4. Finally, draw the outline of the transformed geometry, and fill it by using the ID2D1RenderTarget::DrawGeometry and ID2D1RenderTarget::FillGeometry methods and the Direct2D brushes stored as member variables.

       // Draw the outline of the glyph run
       pRT_->DrawGeometry(
           pTransformedGeometry,
           pOutlineBrush_
           );
   
       // Fill in the glyph run
       pRT_->FillGeometry(
           pTransformedGeometry,
           pFillBrush_
           );
   

5. Now that you are finished drawing, do not forget to clean up the objects that were created in this method.

   SafeRelease(&pRectangleGeometry);
   SafeRelease(&pTransformedGeometry);
   

The process for drawing a strikethrough is the same. However, the strikethrough will have a different offset, and likely a different width and thickness.

Pixel Snapping, Pixels per DIP, and Transform

IsPixelSnappingDisabled()

This method is called to determine whether pixel snapping is disabled. The recommended default is FALSE, and that is the output of this example.

*isDisabled = FALSE;

GetCurrentTransform()

This example renders to a Direct2D render target, so forward the transform from the render target using ID2D1RenderTarget::GetTransform.

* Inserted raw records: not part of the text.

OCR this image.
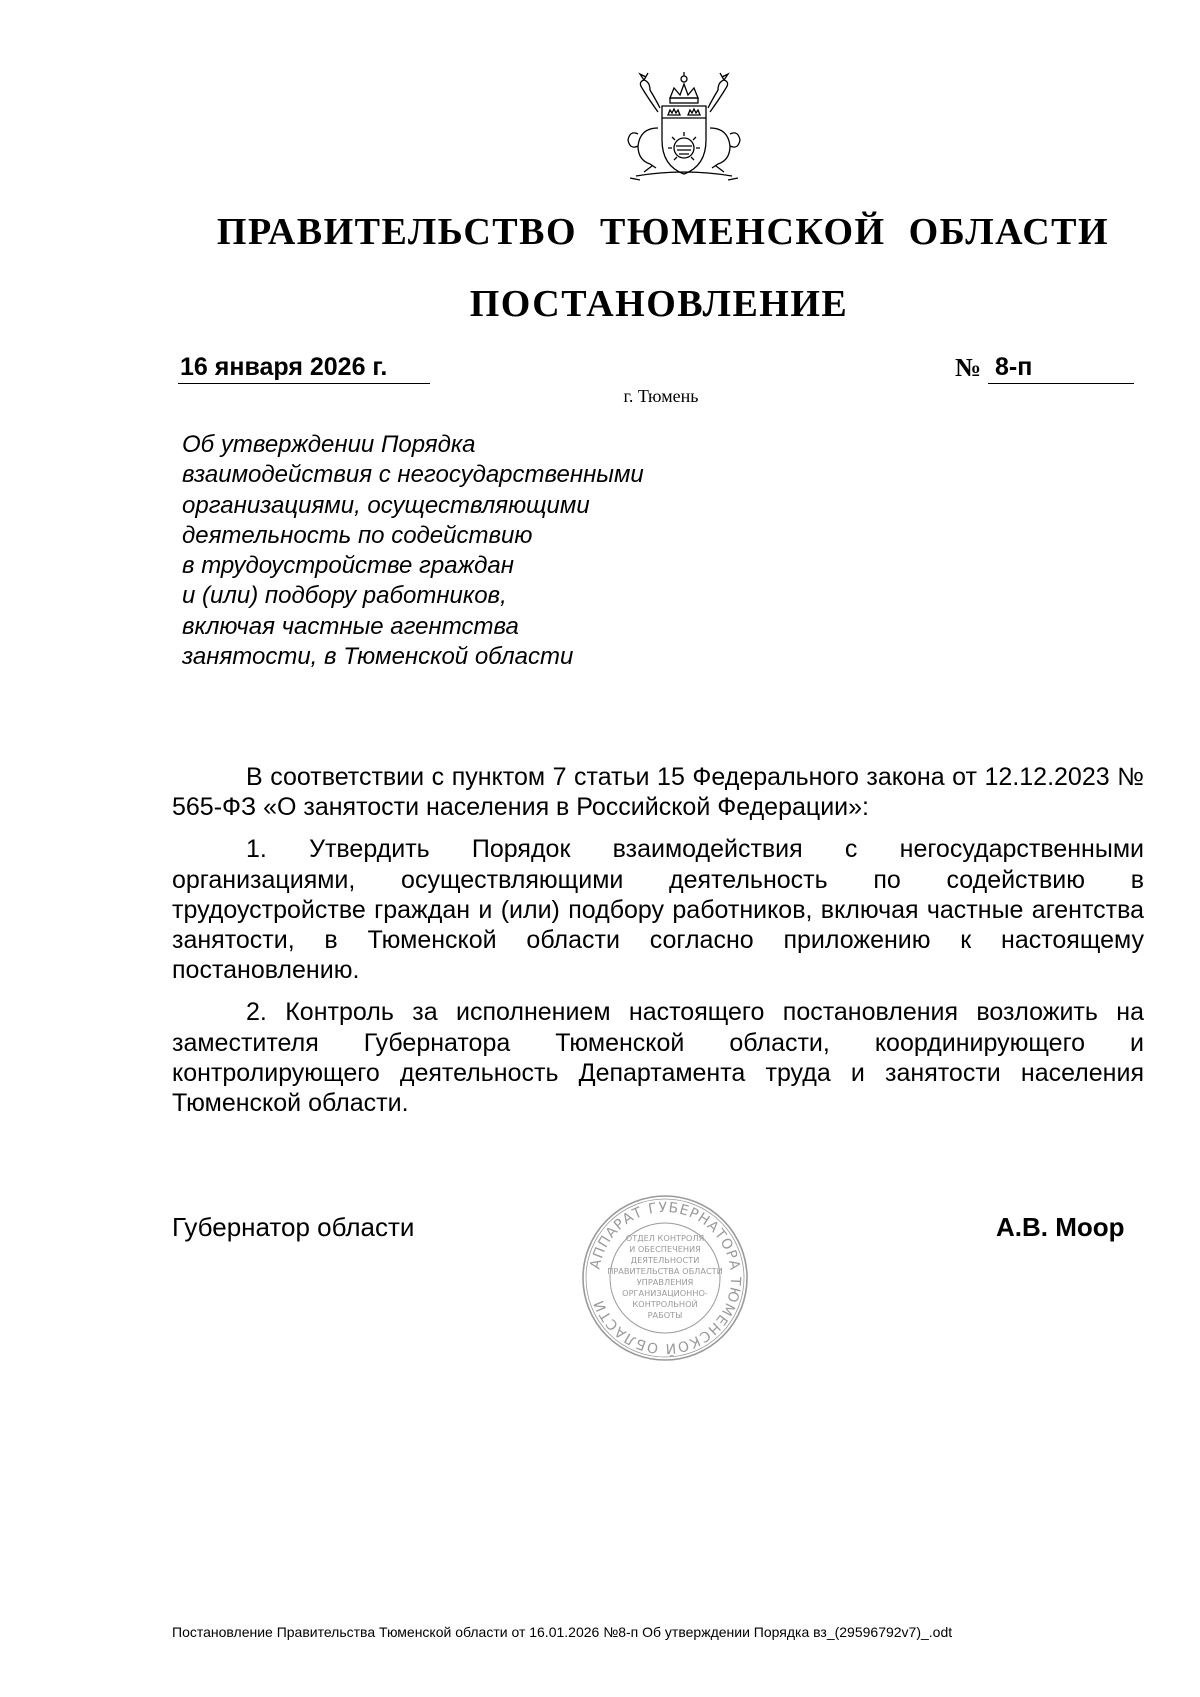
ПРАВИТЕЛЬСТВО ТЮМЕНСКОЙ ОБЛАСТИ
ПОСТАНОВЛЕНИЕ
16 января 2026 г.	№ 8-п
г. Тюмень
Об утверждении Порядка
взаимодействия с негосударственными
организациями, осуществляющими
деятельность по содействию
в трудоустройстве граждан
и (или) подбору работников,
включая частные агентства
занятости, в Тюменской области

В соответствии с пунктом 7 статьи 15 Федерального закона от 12.12.2023 № 565-ФЗ «О занятости населения в Российской Федерации»:

1. Утвердить Порядок взаимодействия с негосударственными организациями, осуществляющими деятельность по содействию в трудоустройстве граждан и (или) подбору работников, включая частные агентства занятости, в Тюменской области согласно приложению к настоящему постановлению.

2. Контроль за исполнением настоящего постановления возложить на заместителя Губернатора Тюменской области, координирующего и контролирующего деятельность Департамента труда и занятости населения Тюменской области.

Губернатор области
АППАРАТ ГУБЕРНАТОРА ТЮМЕНСКОЙ ОБЛАСТИ
ОТДЕЛ КОНТРОЛЯ
И ОБЕСПЕЧЕНИЯ
ДЕЯТЕЛЬНОСТИ
ПРАВИТЕЛЬСТВА ОБЛАСТИ
УПРАВЛЕНИЯ
ОРГАНИЗАЦИОННО-
КОНТРОЛЬНОЙ
РАБОТЫ
А.В. Моор
Постановление Правительства Тюменской области от 16.01.2026 №8-п Об утверждении Порядка вз_(29596792v7)_.odt
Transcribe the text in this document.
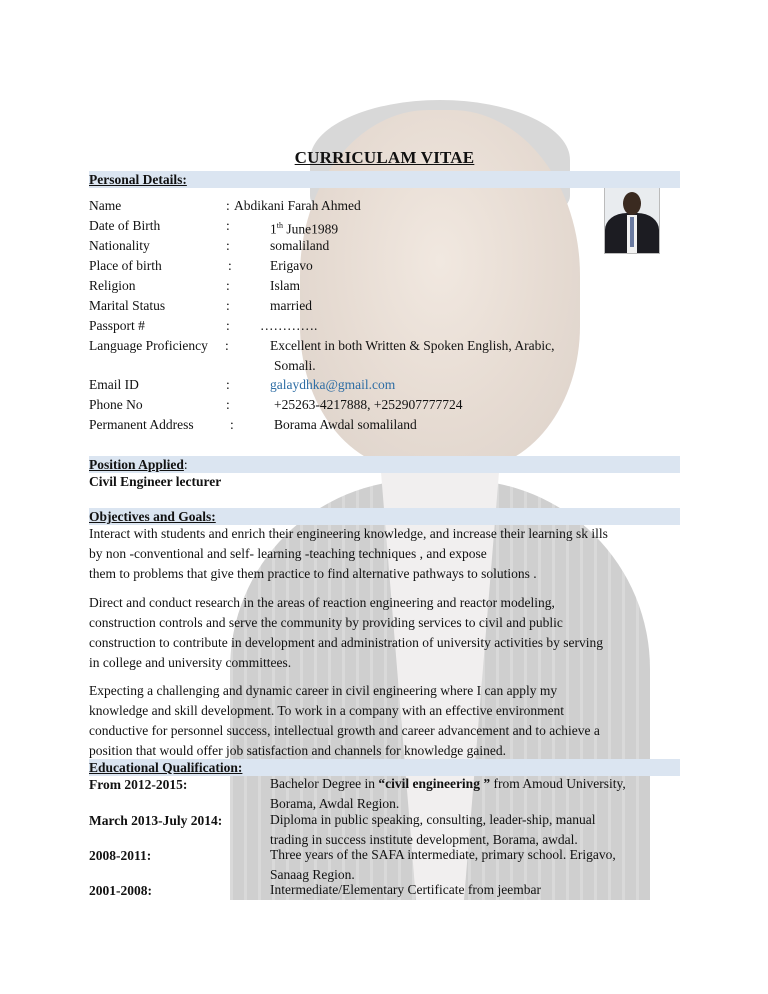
CURRICULAM VITAE
Personal Details:
Name	: Abdikani Farah Ahmed
Date of Birth	:	1th June1989
Nationality	:	somaliland
Place of birth	:	Erigavo
Religion	:	Islam
Marital Status	:	married
Passport #	: ………….
Language Proficiency :	Excellent in both Written & Spoken English, Arabic,
Somali.
Email ID	:	galaydhka@gmail.com
Phone No	:	+25263-4217888, +252907777724
Permanent Address	:	Borama Awdal somaliland
Position Applied:
Civil Engineer lecturer
Objectives and Goals:
Interact with students and enrich their engineering knowledge, and increase their learning sk ills
by non -conventional and self- learning -teaching techniques , and expose
them to problems that give them practice to find alternative pathways to solutions .
Direct and conduct research in the areas of reaction engineering and reactor modeling,
construction controls and serve the community by providing services to civil and public
construction to contribute in development and administration of university activities by serving
in college and university committees.
Expecting a challenging and dynamic career in civil engineering where I can apply my
knowledge and skill development. To work in a company with an effective environment
conductive for personnel success, intellectual growth and career advancement and to achieve a
position that would offer job satisfaction and channels for knowledge gained.
Educational Qualification:
From 2012-2015:	Bachelor Degree in “civil engineering ” from Amoud University,
Borama, Awdal Region.
March 2013-July 2014:	Diploma in public speaking, consulting, leader-ship, manual
trading in success institute development, Borama, awdal.
2008-2011:	Three years of the SAFA intermediate, primary school. Erigavo,
Sanaag Region.
2001-2008:	Intermediate/Elementary Certificate from jeembar
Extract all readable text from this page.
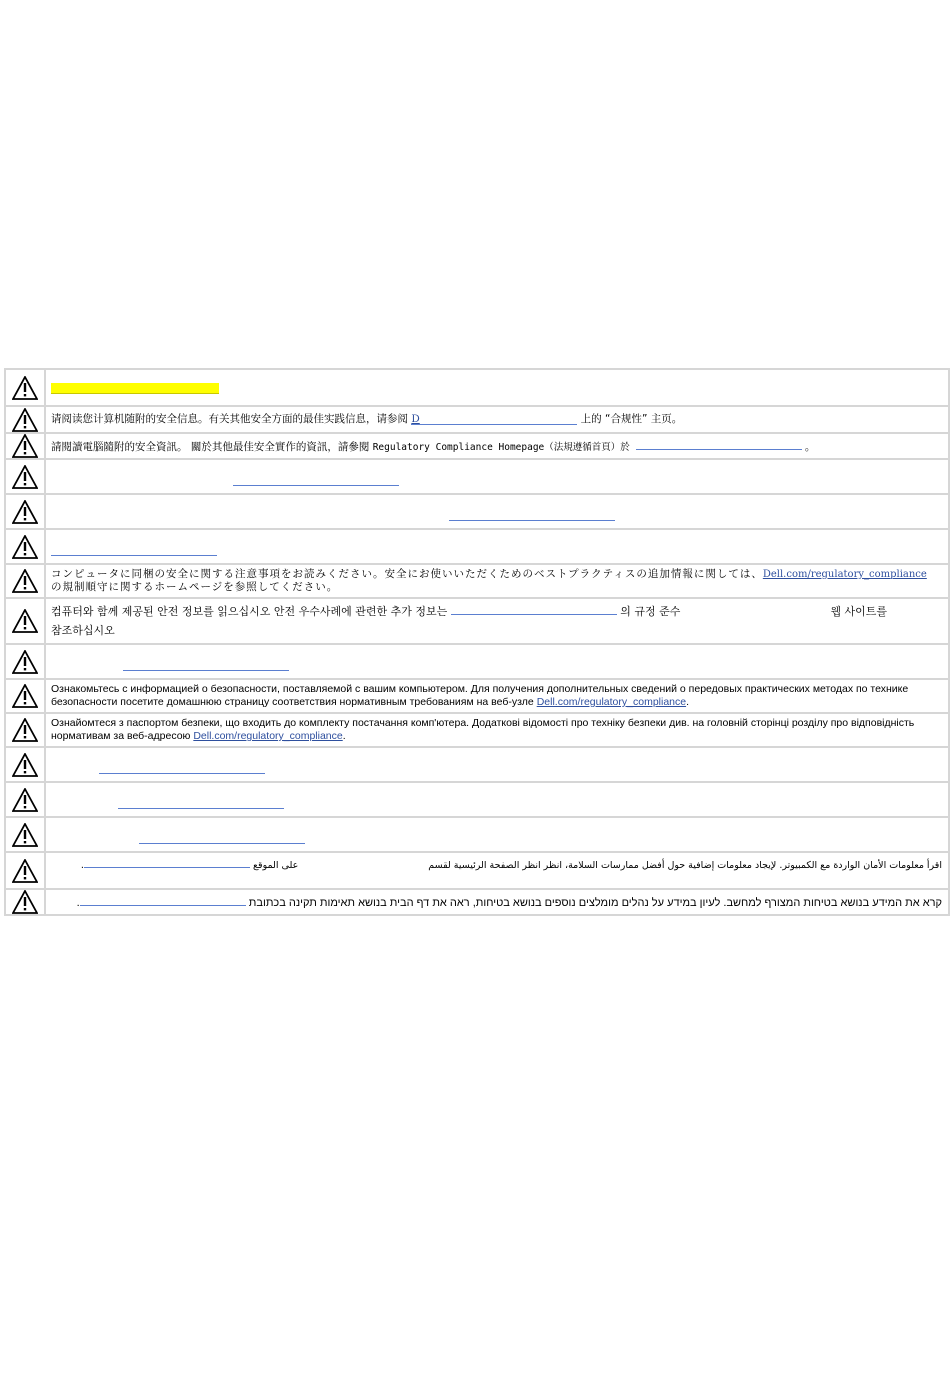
	请阅读您计算机随附的安全信息。有关其他安全方面的最佳实践信息，请参阅 D 上的 “合规性” 主页。

	請閱讀電腦隨附的安全資訊。 關於其他最佳安全實作的資訊，請參閱 Regulatory Compliance Homepage（法規遵循首頁）於 。

	コンピュータに同梱の安全に関する注意事項をお読みください。安全にお使いいただくためのベストプラクティスの追加情報に関しては、Dell.com/regulatory_compliance の規制順守に関するホームページを参照してください。

	컴퓨터와 함께 제공된 안전 정보를 읽으십시오 안전 우수사례에 관련한 추가 정보는 의 규정 준수 웹 사이트를
참조하십시오

	Ознакомьтесь с информацией о безопасности, поставляемой с вашим компьютером. Для получения дополнительных сведений о передовых практических методах по технике безопасности посетите домашнюю страницу соответствия нормативным требованиям на веб-узле Dell.com/regulatory_compliance.

	Ознайомтеся з паспортом безпеки, що входить до комплекту постачання комп'ютера. Додаткові відомості про техніку безпеки див. на головній сторінці розділу про відповідність нормативам за веб-адресою Dell.com/regulatory_compliance.

	اقرأ معلومات الأمان الواردة مع الكمبيوتر. لإيجاد معلومات إضافية حول أفضل ممارسات السلامة، انظر انظر الصفحة الرئيسية لقسمعلى الموقع .

	קרא את המידע בנושא בטיחות המצורף למחשב. לעיון במידע על נהלים מומלצים נוספים בנושא בטיחות, ראה את דף הבית בנושא תאימות תקינה בכתובת .
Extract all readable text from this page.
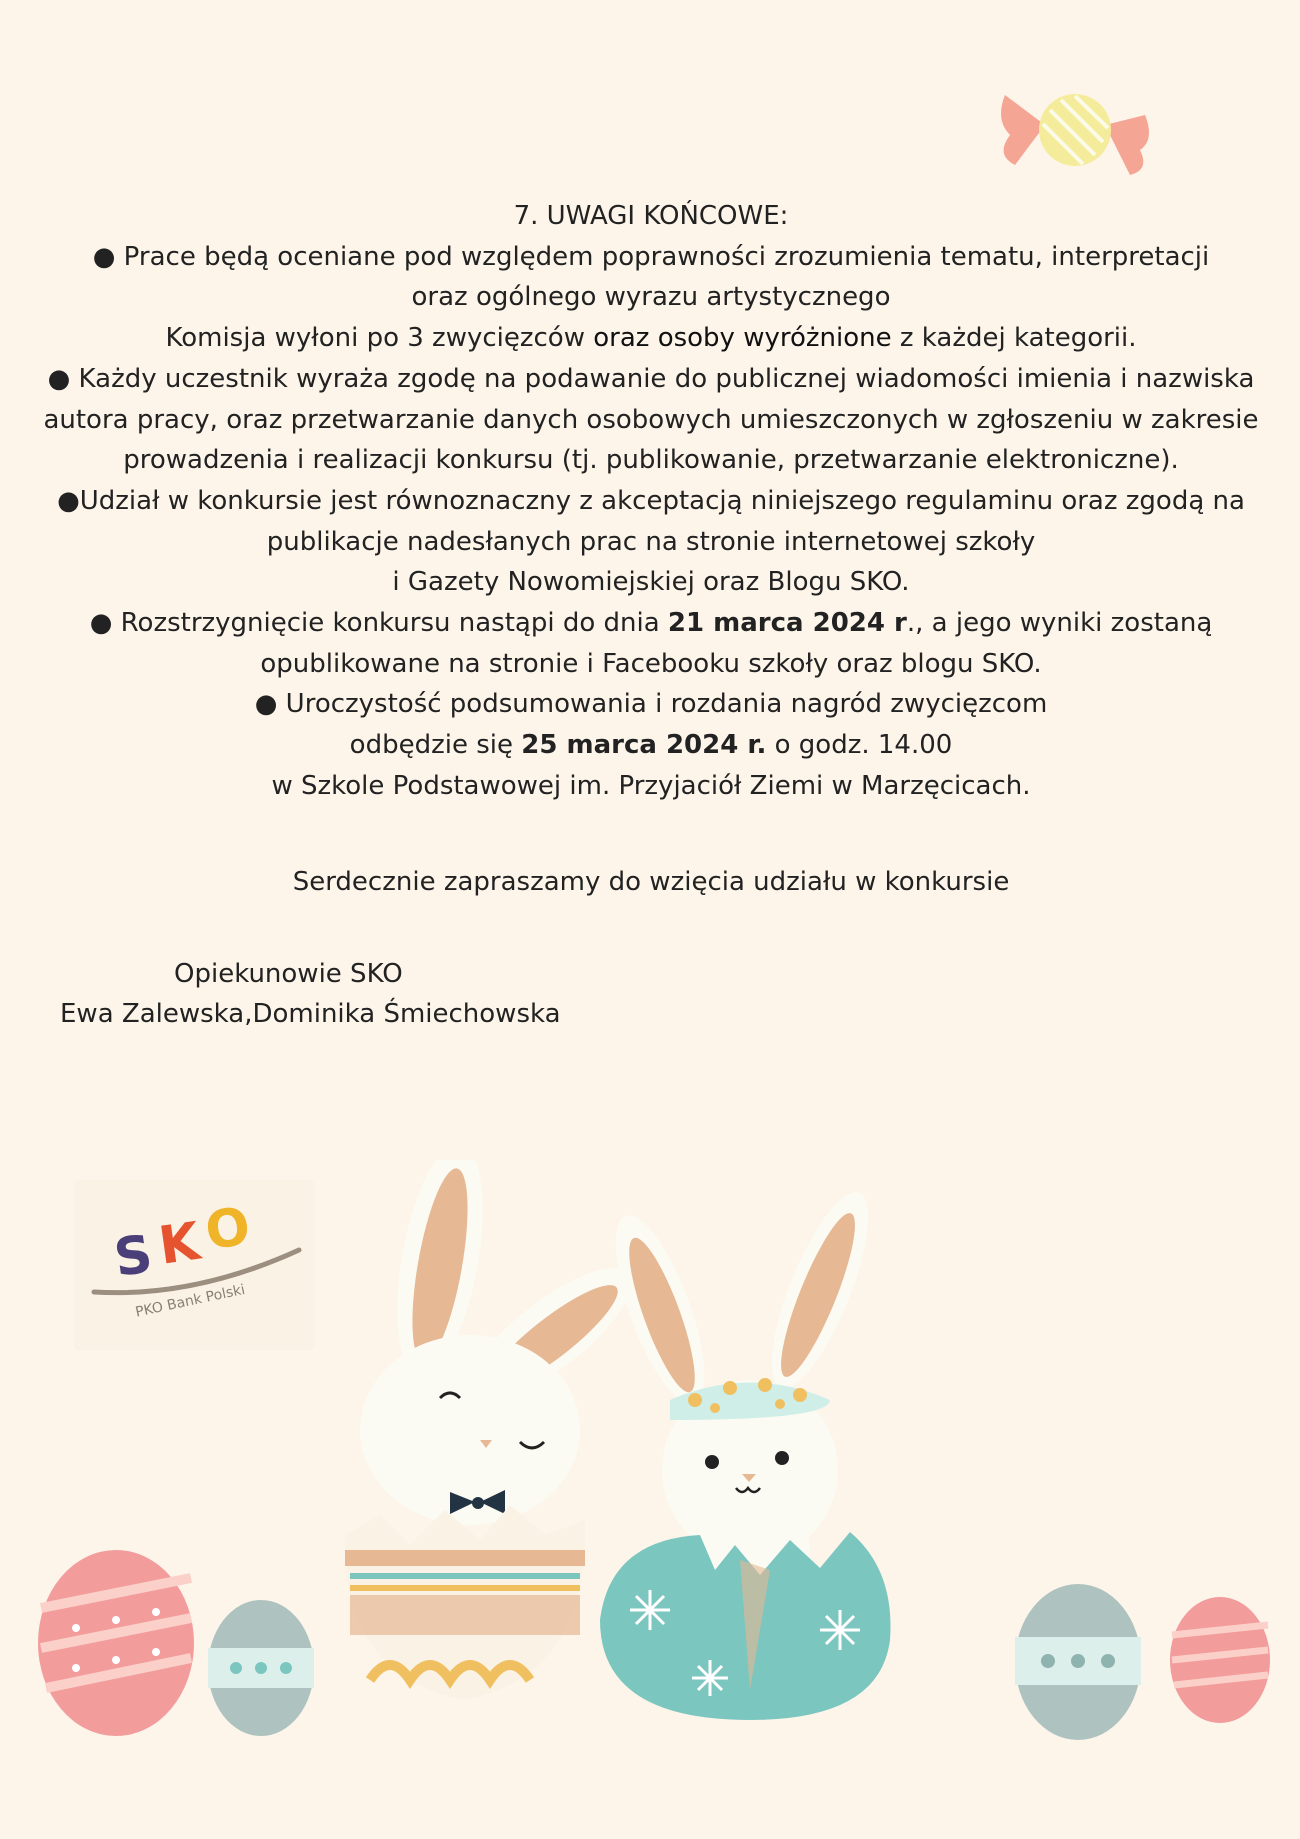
7. UWAGI KOŃCOWE:

● Prace będą oceniane pod względem poprawności zrozumienia tematu, interpretacji

oraz ogólnego wyrazu artystycznego

Komisja wyłoni po 3 zwycięzców oraz osoby wyróżnione z każdej kategorii.

● Każdy uczestnik wyraża zgodę na podawanie do publicznej wiadomości imienia i nazwiska

autora pracy, oraz przetwarzanie danych osobowych umieszczonych w zgłoszeniu w zakresie

prowadzenia i realizacji konkursu (tj. publikowanie, przetwarzanie elektroniczne).

●Udział w konkursie jest równoznaczny z akceptacją niniejszego regulaminu oraz zgodą na

publikacje nadesłanych prac na stronie internetowej szkoły

i Gazety Nowomiejskiej oraz Blogu SKO.

● Rozstrzygnięcie konkursu nastąpi do dnia 21 marca 2024 r., a jego wyniki zostaną

opublikowane na stronie i Facebooku szkoły oraz blogu SKO.

● Uroczystość podsumowania i rozdania nagród zwycięzcom

odbędzie się 25 marca 2024 r. o godz. 14.00

w Szkole Podstawowej im. Przyjaciół Ziemi w Marzęcicach.

Serdecznie zapraszamy do wzięcia udziału w konkursie

Opiekunowie SKO
Ewa Zalewska,Dominika Śmiechowska
S K
O
PKO Bank Polski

//forward the render target's transform
pRT_->GetTransform(reinterpret_cast<D2D1_MATRIX_3X2_F*>(transform));

GetPixelsPerDip()

This method is called to get the number of pixels per Device Independent Pixel (DIP).

float x, yUnused;

pRT_->GetDpi(&x, &yUnused);
*pixelsPerDip = x / 96;

DrawInlineObject()

A custom text renderer also has a callback for drawing inline objects. In this example, DrawInlineObject returns E_NOTIMPL. An explanation of how to draw inline objects is beyond the scope of this tutorial. For more information, see the How to Add Inline Objects to a Text Layout topic.

The Destructor

It is important to release any pointers that were used by the custom text renderer class.

CustomTextRenderer::~CustomTextRenderer()
{
    SafeRelease(&pD2DFactory_);
    SafeRelease(&pRT_);
    SafeRelease(&pOutlineBrush_);
    SafeRelease(&pFillBrush_);
}

Using the Custom Text Renderer

You render with the custom renderer by using the IDWriteTextLayout::Draw method, which takes a callback interface derived from IDWriteTextRenderer as an argument, as shown in the following code.

// Draw the text layout using DirectWrite and the CustomTextRenderer class.
hr = pTextLayout_->Draw(
        NULL,
        pTextRenderer_,  // Custom text renderer.
        origin.x,
        origin.y
        );

The IDWriteTextLayout::Draw method calls the methods of the custom renderer callback you provide. The DrawGlyphRun, DrawUnderline, DrawInlineObject, and DrawStrikethrough methods described above perform the drawing functions.